Truncation In C++

Question

Today I was trying to write a program that would sum up the integer input by user. For example if user input 683 it would return 6 + 8 + 3 = 17.

But I encounter some weird problem in my code

The Code :

#include

using namespace std;
int computeSum(int num);
int computeInteger(int num, int position);

int main()
{
    int num;
    int sum;
    int total;
    cin >> num;

    total = computeSum(num);

    cout << total;
    return 0;
}

int computeSum(int num) 
{
    int position = 10;
    int temp = num;
    double total = 0;
    bool finish = false;

    while(!finish)
    {
        total = total + computeInteger(num, position);

        if(num/ position == 0)
            break;
        position *= 10;
    }

    return total;
}

int computeInteger(int num, int position)
{
    double subtract1 = (double) num / position; //if num = 683 and position = 10 ,     this will get 68.3
    int subtract2 = num / position; //if num = 683 and position = 10 , this will get 68
    double solution = subtract1 - subtract2; //take 68.3 - 68 = 0.3
    return (int)(solution * 10); // return 0.3 * 10 = 3 , but instead of getting 3 this program return 0.3 * 10 = 2
 }

The Question

1. In the above code, when I input 683, for the function computeInteger, instead of getting the last digit 3 I get 2 as a return value. This is very weird as I thought truncation would only remove the floating part and not doing any round up or down.When I test the code cout << (int)(0.3 * 10) I did get 3 , but not in the code above.
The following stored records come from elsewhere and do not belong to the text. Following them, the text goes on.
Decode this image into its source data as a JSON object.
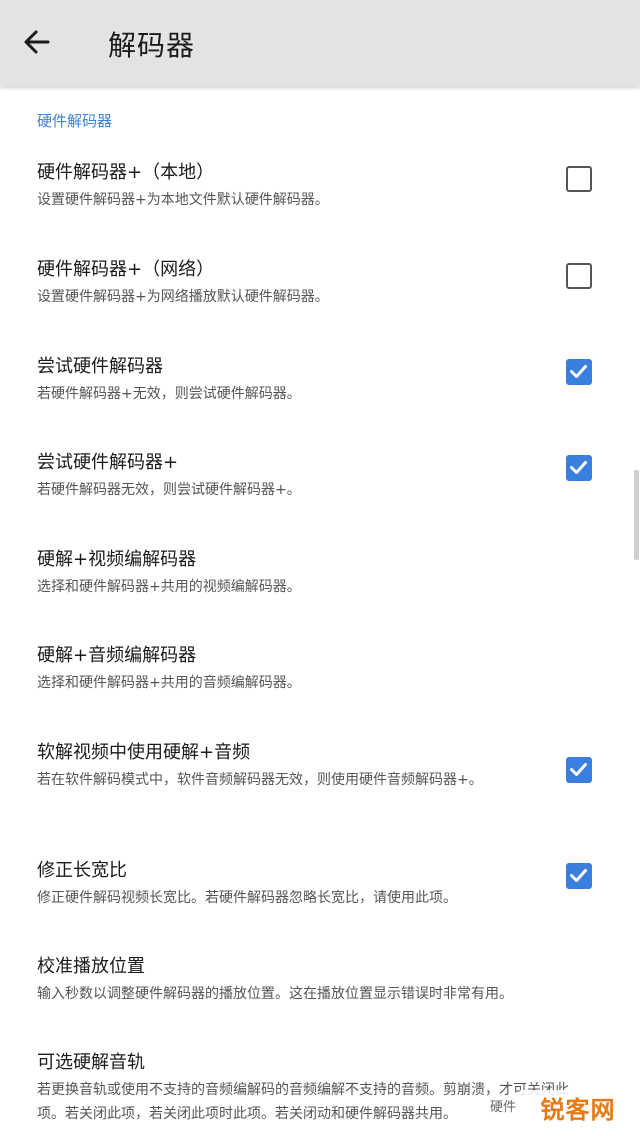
{
  "header": {
    "title": "解码器"
  },
  "section": {
    "label": "硬件解码器"
  },
  "items": [
    {
      "title": "硬件解码器+（本地）",
      "subtitle": "设置硬件解码器+为本地文件默认硬件解码器。",
      "checked": false
    },
    {
      "title": "硬件解码器+（网络）",
      "subtitle": "设置硬件解码器+为网络播放默认硬件解码器。",
      "checked": false
    },
    {
      "title": "尝试硬件解码器",
      "subtitle": "若硬件解码器+无效，则尝试硬件解码器。",
      "checked": true
    },
    {
      "title": "尝试硬件解码器+",
      "subtitle": "若硬件解码器无效，则尝试硬件解码器+。",
      "checked": true
    },
    {
      "title": "硬解+视频编解码器",
      "subtitle": "选择和硬件解码器+共用的视频编解码器。"
    },
    {
      "title": "硬解+音频编解码器",
      "subtitle": "选择和硬件解码器+共用的音频编解码器。"
    },
    {
      "title": "软解视频中使用硬解+音频",
      "subtitle": "若在软件解码模式中，软件音频解码器无效，则使用硬件音频解码器+。",
      "checked": true
    },
    {
      "title": "修正长宽比",
      "subtitle": "修正硬件解码视频长宽比。若硬件解码器忽略长宽比，请使用此项。",
      "checked": true
    },
    {
      "title": "校准播放位置",
      "subtitle": "输入秒数以调整硬件解码器的播放位置。这在播放位置显示错误时非常有用。"
    },
    {
      "title": "可选硬解音轨",
      "subtitle": "若更换音轨或使用不支持的音频编解码的音频编解不支持的音频。剪崩溃，才可关闭此项。若关闭此项，若关闭此项时此项。若关闭动和硬件解码器共用。"
    }
  ],
  "overlay": {
    "text": "硬件"
  },
  "watermark": {
    "text": "锐客网"
  },
  "colors": {
    "accent": "#3a7ee0",
    "appbar": "#e3e3e3",
    "section": "#3d82d8"
  }
}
It makes me confuse.

Answer 1

If I'll have to do something similar I'll create a recursive function like below:

int total(int num){
if(num == 0){
    return 0;
}else{
    return num%10 + total(num/10);
}
}

Answer 2

double subtract1 = (double) num / position; //if num = 683 and position = 10 , this will get 68.3

This is not entirely true, the 0.3 is not the rational number in base 2, those it will be very close to the 0.3 but less as the number is always rounded down, to narrow the mistake you can cast it to float or long float but this is not a case, as in your example it will always be 0.29, if you want to understand what really happens you must read about the number representation in the computers, it is very well described here:

http://en.wikipedia.org/wiki/Computer_number_format

The error you encountered is well known mistake also described in the wiki page:

http://en.wikipedia.org/wiki/Round-off_error

And Stack link:

What is a simple example of floating point/rounding error?

Answer 3

In floating point, 68.3 isn't 68.3, but is more like 68.299999997. Read about floating point rounding errors.

Answer 4

Yes, you're right you get 2. Let me explain why: if the num = 683 I'll show you what the debugger says for the values from your comuteInteger function:

double subtract1 = (double) num / position;  // substract1=68.299999999999997
int subtract2 = num / position; // subtract2 = 68
return (int)(solution * 10); // 2.99999999999997 casted to int will be 2

This is for the first step..

Answer 5

To get floating point out of the way:

inline int computeInteger(int num, int position) {
    return (num / (position / 10)) % 10;
}

Answer 6

There is no need to use floating-point for this calculation. Replace computeSum and and computeInteger with:

int computeSum(int num)
{
    int sum = 0;
    for (; num; num /= 10)
        sum += num % 10;
    return sum;
}

Note: Your code permits negative values for num. If you want to support those, you will need to add additional code.

Answer 7

The usual approach for picking off digits is to use n % 10 to get the value of the lowest digit then n /= 10 to remove the lowest digit. Repeat until done.